Perhaps the biggest downside to all of this is the fact that the Diamond is crippled with an incomprehensibly low battery capacity. At 900 mAh, the Diamond’s many connectivity options and VGA screen will not give you more than a day of usage under even the most moderate of use, and if you’re operating on 3G most of the time, expect standby time to fall even shorter. This will indeed by the deal breaker for most, as all of the Diamond’s wondrous features will not mean a thing if it does not last long enough for users to enjoy it on the road. HTC attempts to offset this by including a second battery in the package, but the lack of a car charger for use with GPS is a glaring omission. It should also be said that the speaker volume for the Diamond is downright unusable, and its low volume makes in car driving difficult as you would need to hold the device close to your ears to be able to hear what the tiny speaker is trying to output.

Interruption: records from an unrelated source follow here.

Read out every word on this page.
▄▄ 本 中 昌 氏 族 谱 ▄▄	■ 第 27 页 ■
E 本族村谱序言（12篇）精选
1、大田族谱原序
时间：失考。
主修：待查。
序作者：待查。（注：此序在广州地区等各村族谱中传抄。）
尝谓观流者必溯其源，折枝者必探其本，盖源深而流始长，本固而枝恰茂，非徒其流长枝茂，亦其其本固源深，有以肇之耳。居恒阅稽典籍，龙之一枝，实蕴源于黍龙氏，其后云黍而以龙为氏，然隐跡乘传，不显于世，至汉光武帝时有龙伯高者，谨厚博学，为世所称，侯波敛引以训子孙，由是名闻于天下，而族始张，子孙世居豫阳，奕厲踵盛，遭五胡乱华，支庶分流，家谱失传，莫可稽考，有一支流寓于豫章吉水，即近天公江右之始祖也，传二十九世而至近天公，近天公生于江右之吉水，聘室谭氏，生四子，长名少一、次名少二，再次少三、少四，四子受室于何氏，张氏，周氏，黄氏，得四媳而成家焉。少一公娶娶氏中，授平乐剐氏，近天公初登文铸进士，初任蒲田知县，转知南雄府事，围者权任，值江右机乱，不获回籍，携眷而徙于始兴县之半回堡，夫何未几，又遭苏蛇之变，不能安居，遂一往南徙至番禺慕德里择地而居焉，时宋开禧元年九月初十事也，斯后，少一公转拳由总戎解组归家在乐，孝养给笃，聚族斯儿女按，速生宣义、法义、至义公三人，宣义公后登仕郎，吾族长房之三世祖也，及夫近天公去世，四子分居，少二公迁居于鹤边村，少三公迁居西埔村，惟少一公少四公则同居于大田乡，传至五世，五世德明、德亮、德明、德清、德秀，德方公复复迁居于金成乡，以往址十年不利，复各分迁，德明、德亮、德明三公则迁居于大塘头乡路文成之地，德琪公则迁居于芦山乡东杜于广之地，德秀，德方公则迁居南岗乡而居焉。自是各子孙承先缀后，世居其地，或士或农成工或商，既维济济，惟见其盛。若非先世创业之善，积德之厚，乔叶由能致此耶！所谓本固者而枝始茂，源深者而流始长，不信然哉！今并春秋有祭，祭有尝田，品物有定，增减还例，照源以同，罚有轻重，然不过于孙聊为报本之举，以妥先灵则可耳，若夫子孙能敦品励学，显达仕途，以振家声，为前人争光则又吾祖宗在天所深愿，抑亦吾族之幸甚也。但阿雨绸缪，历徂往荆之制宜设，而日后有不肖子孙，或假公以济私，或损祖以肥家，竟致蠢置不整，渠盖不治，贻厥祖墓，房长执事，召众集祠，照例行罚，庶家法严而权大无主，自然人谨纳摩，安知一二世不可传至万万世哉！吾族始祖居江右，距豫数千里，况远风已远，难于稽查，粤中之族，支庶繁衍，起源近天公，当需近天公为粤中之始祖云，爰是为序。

All said and done, the Diamond is quite possibly the most rounded off Windows Mobile device you can find, and if you were to exclude TouchFlo 3D, the Diamond perform well under pressure in a very small and light frame. Its exquisite VGA screen is a joy to view, and Touch integration certainly makes this the most useable Wndows Mobile 6.1 device to date, but the low battery capacity threatens to offset all of that, so careful usage of power is recommended. At a time where everything is judged against the iPhone, the HTC Touch Diamond is a refreshing, albeit flawed take at PDA usability – consider pricing and battery performance as your final purchasing decision.